A Futile And Stupid Gesture, Netflix’s new biopic about National Lampoon co-founder Doug Kenney, is essentially a who’s who of famous entertainers from the 1970s. The long tracking shots of cocaine-fueled parties and cocaine-fueled writers rooms are jam packed with actors portraying everyone from John Belushi to Paul Shaffer. But there’s one icon from that era that pops up so quickly most viewers probably missed him. We’re talking, of course, about Harry Crane.
Earlier this week, someone posted in the Mad Men subreddit about how, during one of the many party scenes in the film, a very Harry Crane-esque looking gentleman can be seen smoking in the background. As they note, the credits verify this:
This brief cameo only confirms what we all assumed when Netflix announced they were making a National Lampoon movie: It’s going to be an integral part of the forthcoming Mad Men cinematic universe, or MMCU.

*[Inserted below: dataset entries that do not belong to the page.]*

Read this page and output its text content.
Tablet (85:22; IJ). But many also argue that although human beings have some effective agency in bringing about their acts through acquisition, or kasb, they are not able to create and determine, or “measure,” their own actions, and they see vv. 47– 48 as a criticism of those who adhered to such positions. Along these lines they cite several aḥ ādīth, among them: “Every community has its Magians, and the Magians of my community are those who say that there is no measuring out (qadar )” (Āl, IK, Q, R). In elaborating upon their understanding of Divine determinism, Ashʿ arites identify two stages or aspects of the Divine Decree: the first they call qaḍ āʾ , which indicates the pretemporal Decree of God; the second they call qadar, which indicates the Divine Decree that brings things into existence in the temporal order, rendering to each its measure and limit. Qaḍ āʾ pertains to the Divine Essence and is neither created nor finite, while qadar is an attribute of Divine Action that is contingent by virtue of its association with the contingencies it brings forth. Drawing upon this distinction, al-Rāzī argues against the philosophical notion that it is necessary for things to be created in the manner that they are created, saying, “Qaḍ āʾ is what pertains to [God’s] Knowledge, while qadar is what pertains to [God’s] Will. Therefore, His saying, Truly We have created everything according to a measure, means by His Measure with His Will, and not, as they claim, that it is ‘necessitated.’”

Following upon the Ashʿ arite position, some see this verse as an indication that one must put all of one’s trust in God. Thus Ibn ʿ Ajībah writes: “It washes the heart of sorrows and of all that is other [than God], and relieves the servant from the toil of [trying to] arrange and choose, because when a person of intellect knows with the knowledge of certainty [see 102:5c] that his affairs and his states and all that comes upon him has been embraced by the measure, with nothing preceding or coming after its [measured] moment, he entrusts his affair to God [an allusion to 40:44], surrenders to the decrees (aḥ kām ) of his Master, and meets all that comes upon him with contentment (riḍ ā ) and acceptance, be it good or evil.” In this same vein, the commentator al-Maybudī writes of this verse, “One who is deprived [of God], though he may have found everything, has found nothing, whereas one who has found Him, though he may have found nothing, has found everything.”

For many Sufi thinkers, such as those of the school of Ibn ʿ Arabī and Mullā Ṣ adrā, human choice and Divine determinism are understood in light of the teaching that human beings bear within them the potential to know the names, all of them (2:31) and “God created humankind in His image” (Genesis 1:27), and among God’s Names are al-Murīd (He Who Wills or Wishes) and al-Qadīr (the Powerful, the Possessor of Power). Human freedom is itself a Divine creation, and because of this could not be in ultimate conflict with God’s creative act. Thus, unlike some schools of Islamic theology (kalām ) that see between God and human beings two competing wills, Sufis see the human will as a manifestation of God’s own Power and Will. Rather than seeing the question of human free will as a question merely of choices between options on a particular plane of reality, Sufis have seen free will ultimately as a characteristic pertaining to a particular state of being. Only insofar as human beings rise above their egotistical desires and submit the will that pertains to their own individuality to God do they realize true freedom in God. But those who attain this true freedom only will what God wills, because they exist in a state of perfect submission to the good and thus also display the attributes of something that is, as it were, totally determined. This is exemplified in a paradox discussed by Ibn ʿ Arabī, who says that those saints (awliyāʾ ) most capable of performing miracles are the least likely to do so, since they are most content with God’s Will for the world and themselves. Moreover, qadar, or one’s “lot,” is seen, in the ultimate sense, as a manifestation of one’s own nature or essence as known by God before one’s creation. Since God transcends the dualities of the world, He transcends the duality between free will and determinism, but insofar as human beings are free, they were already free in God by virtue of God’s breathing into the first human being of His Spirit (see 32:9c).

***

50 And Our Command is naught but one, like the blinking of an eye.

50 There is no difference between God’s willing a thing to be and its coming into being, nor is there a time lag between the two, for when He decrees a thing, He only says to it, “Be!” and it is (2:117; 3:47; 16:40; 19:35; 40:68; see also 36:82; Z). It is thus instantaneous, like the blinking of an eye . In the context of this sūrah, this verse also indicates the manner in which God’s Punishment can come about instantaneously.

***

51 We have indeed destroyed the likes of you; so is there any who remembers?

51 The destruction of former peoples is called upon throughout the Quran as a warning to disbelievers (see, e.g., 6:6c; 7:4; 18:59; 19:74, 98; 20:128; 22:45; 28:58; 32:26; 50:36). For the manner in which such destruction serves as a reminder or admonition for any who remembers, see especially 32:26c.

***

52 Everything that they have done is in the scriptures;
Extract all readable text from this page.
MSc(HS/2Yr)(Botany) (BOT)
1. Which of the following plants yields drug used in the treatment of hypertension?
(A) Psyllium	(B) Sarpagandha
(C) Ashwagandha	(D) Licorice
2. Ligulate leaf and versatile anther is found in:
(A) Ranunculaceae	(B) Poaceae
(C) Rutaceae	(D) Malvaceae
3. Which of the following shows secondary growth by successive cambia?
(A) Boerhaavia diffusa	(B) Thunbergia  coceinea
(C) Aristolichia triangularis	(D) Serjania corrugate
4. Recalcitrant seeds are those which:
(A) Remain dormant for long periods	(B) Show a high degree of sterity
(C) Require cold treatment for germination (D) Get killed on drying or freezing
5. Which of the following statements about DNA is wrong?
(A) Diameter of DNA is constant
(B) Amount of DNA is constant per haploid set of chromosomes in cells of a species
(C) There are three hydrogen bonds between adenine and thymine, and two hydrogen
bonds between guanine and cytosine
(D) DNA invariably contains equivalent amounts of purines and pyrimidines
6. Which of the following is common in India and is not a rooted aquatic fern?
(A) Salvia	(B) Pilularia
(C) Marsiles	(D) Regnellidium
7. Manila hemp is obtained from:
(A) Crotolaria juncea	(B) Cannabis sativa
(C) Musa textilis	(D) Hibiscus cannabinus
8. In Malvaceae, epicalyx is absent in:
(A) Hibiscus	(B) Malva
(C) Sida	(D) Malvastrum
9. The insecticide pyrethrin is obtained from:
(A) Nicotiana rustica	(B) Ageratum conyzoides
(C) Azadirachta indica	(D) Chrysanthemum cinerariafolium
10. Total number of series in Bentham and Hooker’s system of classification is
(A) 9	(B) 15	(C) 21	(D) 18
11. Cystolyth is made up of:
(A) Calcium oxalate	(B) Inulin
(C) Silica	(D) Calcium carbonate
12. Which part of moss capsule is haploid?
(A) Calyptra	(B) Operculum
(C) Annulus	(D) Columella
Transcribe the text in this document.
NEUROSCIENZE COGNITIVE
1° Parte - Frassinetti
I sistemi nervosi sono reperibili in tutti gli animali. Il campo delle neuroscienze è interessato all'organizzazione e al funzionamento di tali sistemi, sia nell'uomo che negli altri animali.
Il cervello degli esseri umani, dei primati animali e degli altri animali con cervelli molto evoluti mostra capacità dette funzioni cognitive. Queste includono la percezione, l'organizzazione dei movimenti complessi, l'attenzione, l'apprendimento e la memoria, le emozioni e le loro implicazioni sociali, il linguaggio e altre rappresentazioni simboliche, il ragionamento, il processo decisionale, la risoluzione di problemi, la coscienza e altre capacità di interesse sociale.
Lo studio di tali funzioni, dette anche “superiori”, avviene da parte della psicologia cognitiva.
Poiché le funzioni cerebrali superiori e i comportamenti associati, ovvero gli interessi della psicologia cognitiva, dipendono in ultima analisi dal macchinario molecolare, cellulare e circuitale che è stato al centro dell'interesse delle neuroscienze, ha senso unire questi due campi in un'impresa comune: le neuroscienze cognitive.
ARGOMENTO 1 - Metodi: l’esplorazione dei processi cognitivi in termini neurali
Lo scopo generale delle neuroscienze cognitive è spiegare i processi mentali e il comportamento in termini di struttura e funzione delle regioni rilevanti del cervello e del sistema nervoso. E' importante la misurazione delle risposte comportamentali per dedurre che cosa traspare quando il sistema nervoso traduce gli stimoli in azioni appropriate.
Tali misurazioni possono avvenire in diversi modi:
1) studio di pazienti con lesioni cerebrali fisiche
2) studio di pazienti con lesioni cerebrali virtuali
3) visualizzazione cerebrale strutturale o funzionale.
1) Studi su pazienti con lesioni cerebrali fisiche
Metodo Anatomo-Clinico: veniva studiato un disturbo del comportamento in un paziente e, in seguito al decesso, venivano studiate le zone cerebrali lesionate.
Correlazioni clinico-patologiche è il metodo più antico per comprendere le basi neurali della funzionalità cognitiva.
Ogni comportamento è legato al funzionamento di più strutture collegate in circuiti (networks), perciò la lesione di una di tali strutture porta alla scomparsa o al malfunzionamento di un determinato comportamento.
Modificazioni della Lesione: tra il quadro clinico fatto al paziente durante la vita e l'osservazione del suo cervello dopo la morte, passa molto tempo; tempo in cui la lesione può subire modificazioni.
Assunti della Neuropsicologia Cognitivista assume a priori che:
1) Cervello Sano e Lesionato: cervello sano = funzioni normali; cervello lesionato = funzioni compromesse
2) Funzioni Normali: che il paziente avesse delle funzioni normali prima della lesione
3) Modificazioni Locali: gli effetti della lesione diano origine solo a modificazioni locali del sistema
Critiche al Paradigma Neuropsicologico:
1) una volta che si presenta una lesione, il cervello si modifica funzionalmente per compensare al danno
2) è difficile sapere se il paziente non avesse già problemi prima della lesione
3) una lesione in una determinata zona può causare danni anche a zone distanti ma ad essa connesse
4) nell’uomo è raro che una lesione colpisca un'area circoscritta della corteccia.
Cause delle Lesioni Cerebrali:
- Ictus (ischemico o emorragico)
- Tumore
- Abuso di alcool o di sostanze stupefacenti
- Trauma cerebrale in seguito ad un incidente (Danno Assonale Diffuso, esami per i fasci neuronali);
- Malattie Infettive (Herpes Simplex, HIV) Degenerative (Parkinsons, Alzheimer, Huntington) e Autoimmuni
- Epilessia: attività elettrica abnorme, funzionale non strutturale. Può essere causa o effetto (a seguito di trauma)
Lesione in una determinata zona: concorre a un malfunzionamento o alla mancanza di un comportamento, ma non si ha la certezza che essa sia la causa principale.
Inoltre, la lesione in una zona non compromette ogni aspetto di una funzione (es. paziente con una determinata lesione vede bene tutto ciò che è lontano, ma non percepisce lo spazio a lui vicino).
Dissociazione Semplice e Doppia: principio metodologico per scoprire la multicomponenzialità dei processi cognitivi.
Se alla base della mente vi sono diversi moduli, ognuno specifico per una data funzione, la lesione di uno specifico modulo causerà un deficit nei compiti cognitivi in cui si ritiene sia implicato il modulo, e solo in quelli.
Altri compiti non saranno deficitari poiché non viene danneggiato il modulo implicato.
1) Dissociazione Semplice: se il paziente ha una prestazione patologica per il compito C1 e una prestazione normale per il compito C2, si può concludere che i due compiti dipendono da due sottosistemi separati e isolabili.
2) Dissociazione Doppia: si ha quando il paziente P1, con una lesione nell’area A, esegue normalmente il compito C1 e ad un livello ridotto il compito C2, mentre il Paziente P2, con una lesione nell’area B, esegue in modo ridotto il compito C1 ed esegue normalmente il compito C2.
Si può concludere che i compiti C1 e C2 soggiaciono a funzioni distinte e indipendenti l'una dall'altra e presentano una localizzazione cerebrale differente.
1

The scene in question is set in the mid-1970s, which means it takes place after the events of the Mad Men finale. But the show ended with Harry spending the majority of his time in California, schmoozing television execs and securing deals for Sterling Cooper Draper Pryce. The swinging Harry Crane of this era would definitely be found at a National Lampoon party, no doubt trying to act much cooler than he actually was. Of course, his exact reasons for being there will likely be explored in the Don Draper solo feature that picks up right after Don’s meditation retreat and culminates in a post-credits sequence where an eye-patch wearing Ken Cosgrove tells him they’ve got to get the old advertising team back together.
And that’s just the start of Phase One.